We encountered faces of all nations: Eritrea, Burma, Iraq, Afghanistan, Sudan. We ran with them, sat with them, listened as they told stories of family lost and found, the unknown, and the longing to return home. Each morning was a gift, the children in our complex would peer excitedly through our windows, eager to play tag, braid hair and chase bubbles. Elders watched warily nearby, curious about the strangers living among them. Slowly they opened up, their smiles filled with light, joy, hope, and hospitality.
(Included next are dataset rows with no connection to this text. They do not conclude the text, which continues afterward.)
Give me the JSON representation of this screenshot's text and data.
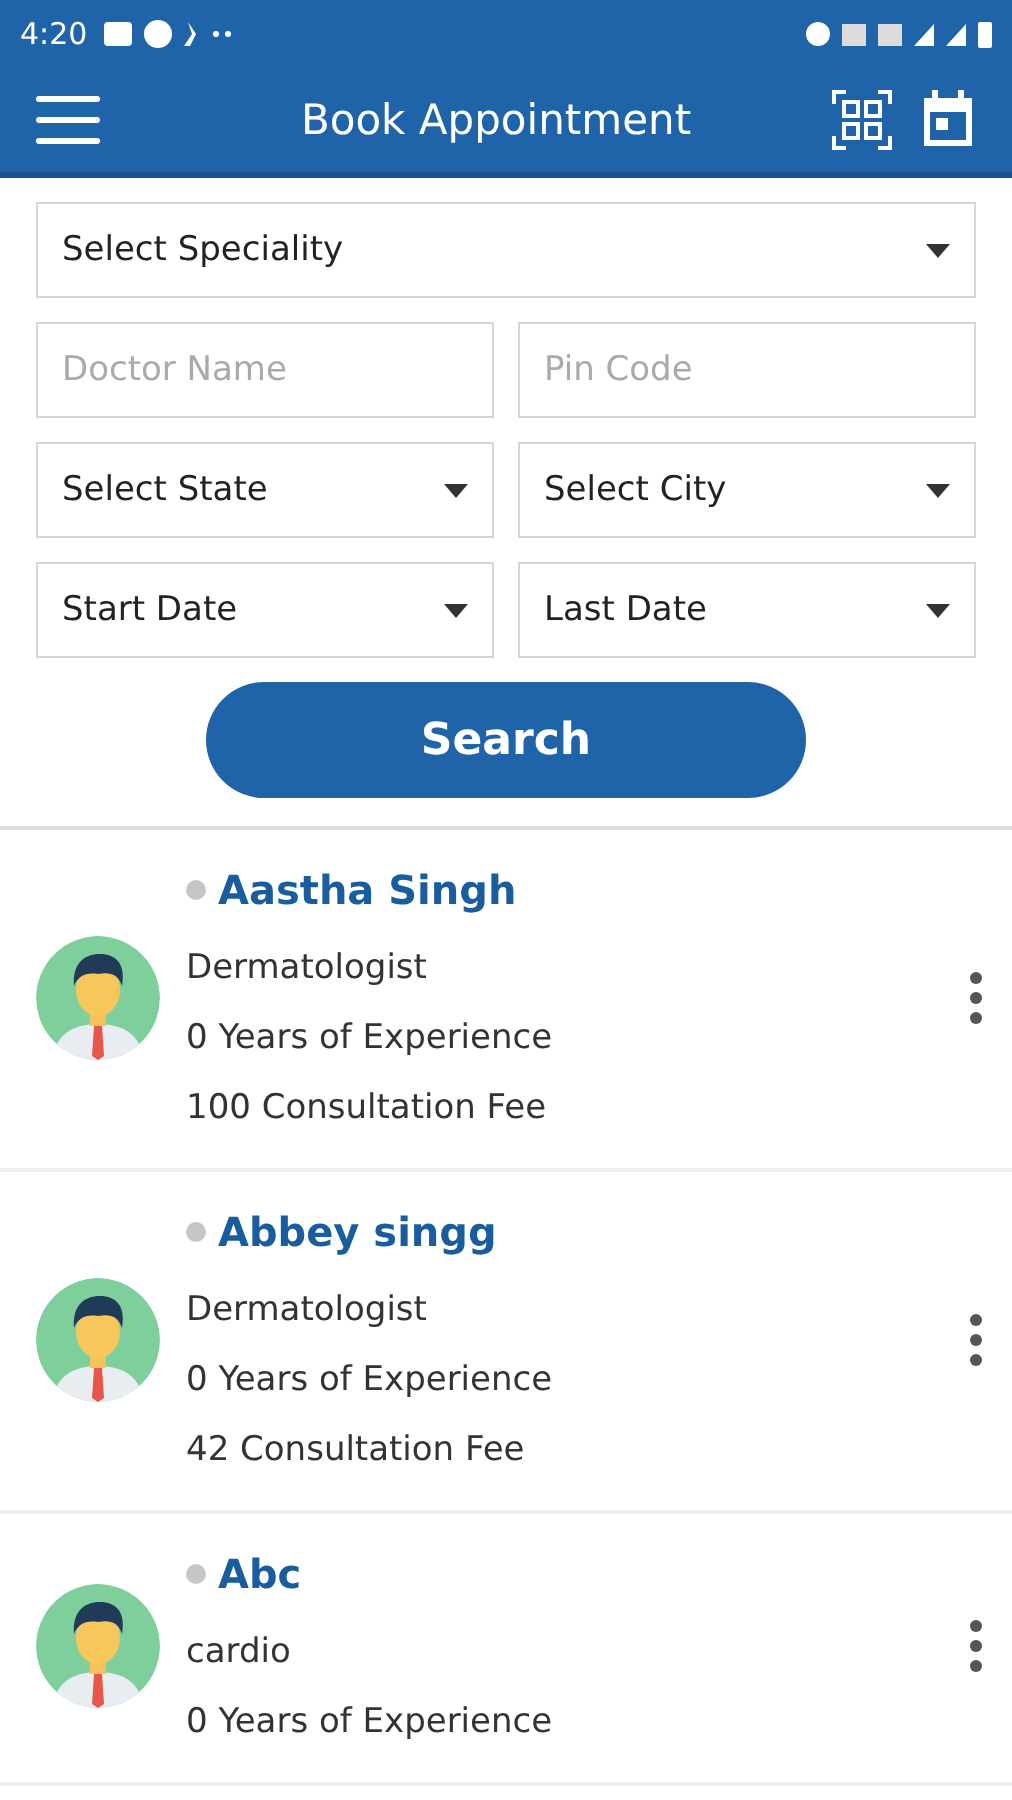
{
  "status_bar": {
    "time": "4:20"
  },
  "toolbar": {
    "title": "Book Appointment"
  },
  "form": {
    "rows": [
      [
        {
          "kind": "select",
          "label": "Select Speciality"
        }
      ],
      [
        {
          "kind": "input",
          "placeholder": "Doctor Name"
        },
        {
          "kind": "input",
          "placeholder": "Pin Code"
        }
      ],
      [
        {
          "kind": "select",
          "label": "Select State"
        },
        {
          "kind": "select",
          "label": "Select City"
        }
      ],
      [
        {
          "kind": "select",
          "label": "Start Date"
        },
        {
          "kind": "select",
          "label": "Last Date"
        }
      ]
    ],
    "button": "Search"
  },
  "doctors": [
    {
      "name": "Aastha Singh",
      "online": false,
      "speciality": "Dermatologist",
      "experience": "0 Years of Experience",
      "fee": "100 Consultation Fee"
    },
    {
      "name": "Abbey singg",
      "online": false,
      "speciality": "Dermatologist",
      "experience": "0 Years of Experience",
      "fee": "42 Consultation Fee"
    },
    {
      "name": "Abc",
      "online": false,
      "speciality": "cardio",
      "experience": "0 Years of Experience"
    }
  ]
}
I remember a young boy reading a book on space and asking questions about the planets, the stars, dreaming of flying among Saturn’s rings. I remember giving endless piggy backs. I remember the hospitality of an elderly Iraqi man and his wife excitedly explaining their favorite dishes. They wanted to host a picnic for us, but it was our last day among them. I hope to meet them again someday. I remember the cheeky Afghani man exclaiming, “All women from Iowa, very beautiful,” in his thick accent and playful smirk. He was the lady’s man of the group. I remember the community, the fellowship. I remember peeling dozens of potatoes and listening to the LOTR soundtrack. It was…incredible. All of it.
A landslide of emotion rolled over me as Dallas disappeared from view. My heart was full yet broken. Something had changed. A wall had been broken somewhere. Where was it? It took a week for me to discover it. A wall in my heart once decorated with fear of certain people had been demolished, a new foundation being laid, rooted in love and boundless compassion. The holes in my soul left by anxiety were gently being filled with something more powerful. God had answered my prayer. It wasn’t in the way I originally wanted Him to, but His plan was far more elaborate, far greater. He may not have taken the anxiety away, but he taught me how to fight it.